Dar described the fall of exports, resulting in missed fiscal deficit target. Exports went down to $18.18 billion. The decrease in commodity and oil prices kept the return at low.
The industries sector surpassed its estimated growth target of 6.4pc and the services sector achieved its targeted growth.
In services sector, a 11.13% growth was recorded in general government services against the target of 6%. Services had registered growth 4.9% last year.
Public Sector Development Programme (PSDP) Rs700bn allocations, only Rs429bn was disbursed for development projects compared to Rs349bn of the total Rs535bn allocated to the PSDP last year.
The government had planned to push Tax-to-GDP ratio to 12.5pc (to collect Rs 3.4 trillion), but it actually achieved 8.4% (Rs 2.3 trillion could be collected) in the current fiscal year.

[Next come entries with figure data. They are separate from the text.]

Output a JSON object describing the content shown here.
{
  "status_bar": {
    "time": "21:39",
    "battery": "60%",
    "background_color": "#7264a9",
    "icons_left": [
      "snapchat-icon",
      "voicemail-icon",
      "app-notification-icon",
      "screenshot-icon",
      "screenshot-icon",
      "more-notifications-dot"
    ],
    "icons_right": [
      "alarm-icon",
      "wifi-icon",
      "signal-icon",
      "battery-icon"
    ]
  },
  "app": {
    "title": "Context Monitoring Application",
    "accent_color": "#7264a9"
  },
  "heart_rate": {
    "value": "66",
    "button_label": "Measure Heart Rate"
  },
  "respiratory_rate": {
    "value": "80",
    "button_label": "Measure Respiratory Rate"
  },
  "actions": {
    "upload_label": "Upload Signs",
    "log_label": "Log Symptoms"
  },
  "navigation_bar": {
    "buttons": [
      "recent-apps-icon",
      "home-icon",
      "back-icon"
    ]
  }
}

The problem is exacerbated because only 0.45pc of the total population filed a tax return, which corresponds to just 15pc of the potential tax base.
Education and employment
Unemployment witnessed a slight decrease in the current fiscal from 6% in 2014 to 5.9% in 2015.
The government spent 1.67% of the GDP on education last year.
Cost of war on terror
The Finance minister said the war on terror cost Pakistan US $ 118 billion since 9/11 attacks. He said anti-terror operations were going on successfully across the country.
He highlighted that losses inflicted in the war on terror during the outgoing fiscal year cost $ 9.4 billion.
Import, export, remittances
Ishaq Dar said exports stood at 18.18 billion dollars and imports at 32.70 billion dollars during first ten months of the current financial year.
“Remittances by Overseas Pakistanis stood at 16.3% in ten months and foreign direct investment increased by 5.4%. Most of the FDI went to electricity and gas sectors.”
He said Stock market index crossed 36,000 points.
“Industrial growth stood at 6.8% as against revised target of 4.81% of last year. Large-scale manufacturing registered growth of 4.61% as against 3.29% last year,” he said.
The minister said major improvement was shown by automobile sector which grew by 23.4% followed by fertilizer 115.9%, leather products 12%, rubber products 11.7%, cement 10,4%, chemicals 10% and fertilizer 7.2%. Construction sector also registered 13.10% increase as compared to last year’s growth of 6.24%.
The finance minister said country’s foreign exchange reserves achieved new record of 21.6 billion dollars on 30th of May this year.
He said rupee-dollar parity is stable and per capita income stood at 1560.7 dollar.